The Corporate Identity
After an initial period of gathering inspiration and sketching wildly, I arrived at a proposed logo mark that suggested the Zen “Enso” which reflected the simplicity of use for which the product strove on the one hand, as well as the fact that the founder of the company is an ordained Zen monk.
Early logo sketches and a first version.
What we quickly found, though, was that the detail of the brush stroke didn’t translate to smaller use cases—such as mobile app icons. I began an exploration to adapt the physically nuanced Enso to something more iconic.
The final logo.
I reduced the brush stroke to five concentric, open rings which narrow along their length. One ring for each finger on a human hand. This has the combined effect of resembling the “C” in Collecture, as well as suggesting a circular “swiping” gesture that evokes the act of collecting.
The primary colors—bright blue and green—are there to evoke positivity, trust, and institutional reliability.
Product Design
The first version of the Collecture app was essentially a technical prototype, built with React Native and a Material Design framework. As such, some of the interactions followed the logic of the technical solution, rather than what was most convenient or intuitive for the user.
For example, when viewing my list of recordings, the “play” button is hidden behind a floating action button, whereas most users expect to be able to click the recording list item in order to play it. Another example: the dat and time of the recording is stored as the “description” of the recording, which can be overwritten at any time by the user—after which point there’s no user-facing record of that important meta data.

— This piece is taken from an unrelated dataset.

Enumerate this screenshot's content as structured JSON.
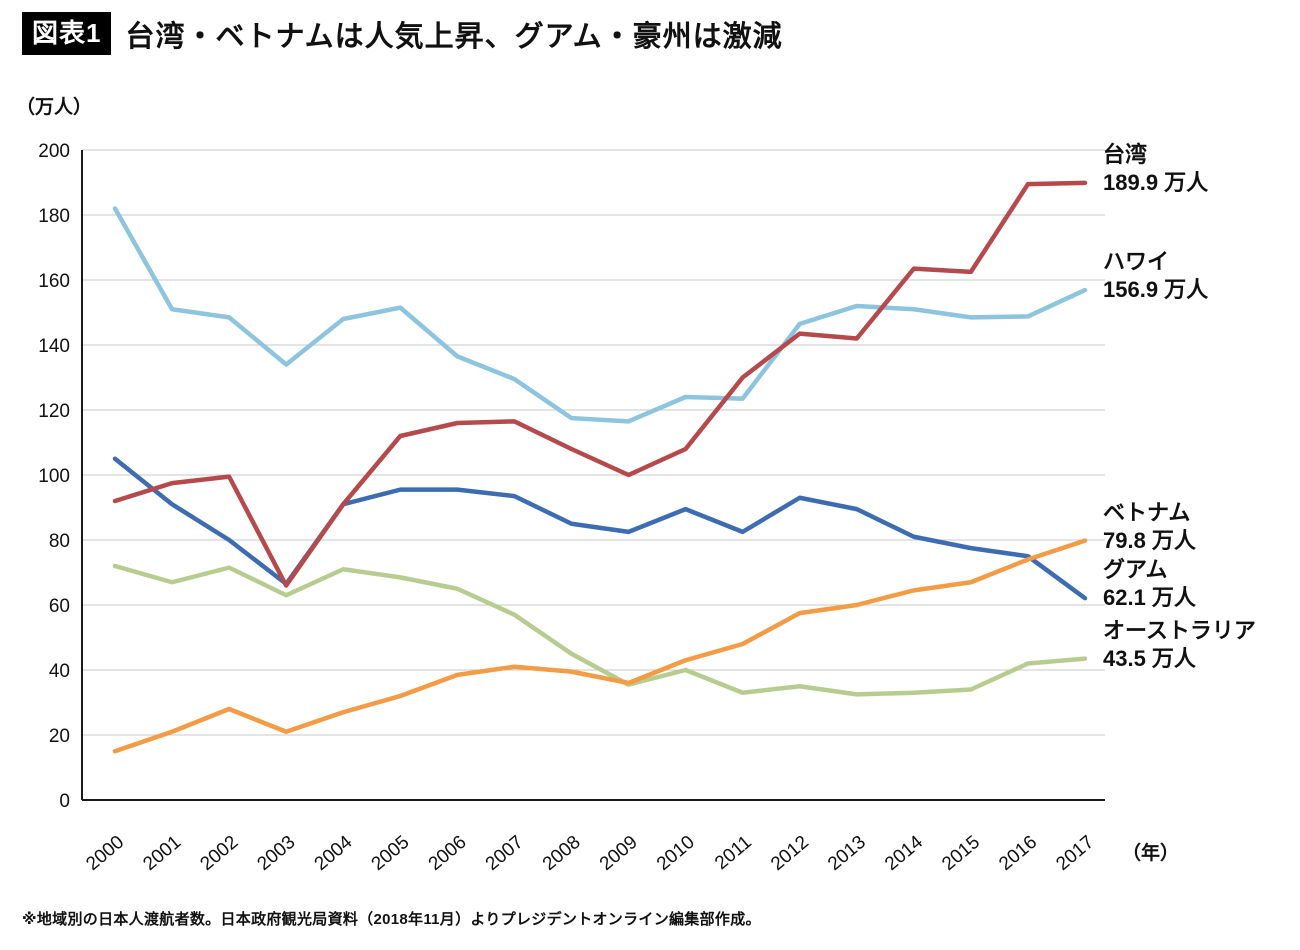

high-fidelity prototype of the new UX.
I proposed a new UX and UI design based on my own test and feedback we were getting from beta users. One of the main differences is the separation of the UI between a permanent recording action area on top and a file viewer on the bottom. This allows the user—normally a teacher or professor who may have only a few minutes between lectures—to quickly begin a new recording without having to relocate herself within the app.
I built a high-fidelity prototype to share and test these new design concepts. You can see me talk a little bit about my process for creating that prototype at a Web Zürich Meetup here: https://www.youtube.com/watch?v=yK1vIqm11nQ.
Landing Page
In advance of a big produce pitch, I created a simple landing page which told the “story” of Collecture’s features using animated SVG illustrations. In the process, I discovered an exciting feature of the SVG specification called the “Foreign Object” tag, which allows you to embed external markup inside an SVG.
First version of the Collecture landing page with animated SVGs.
Early Collecture Landing Page Design.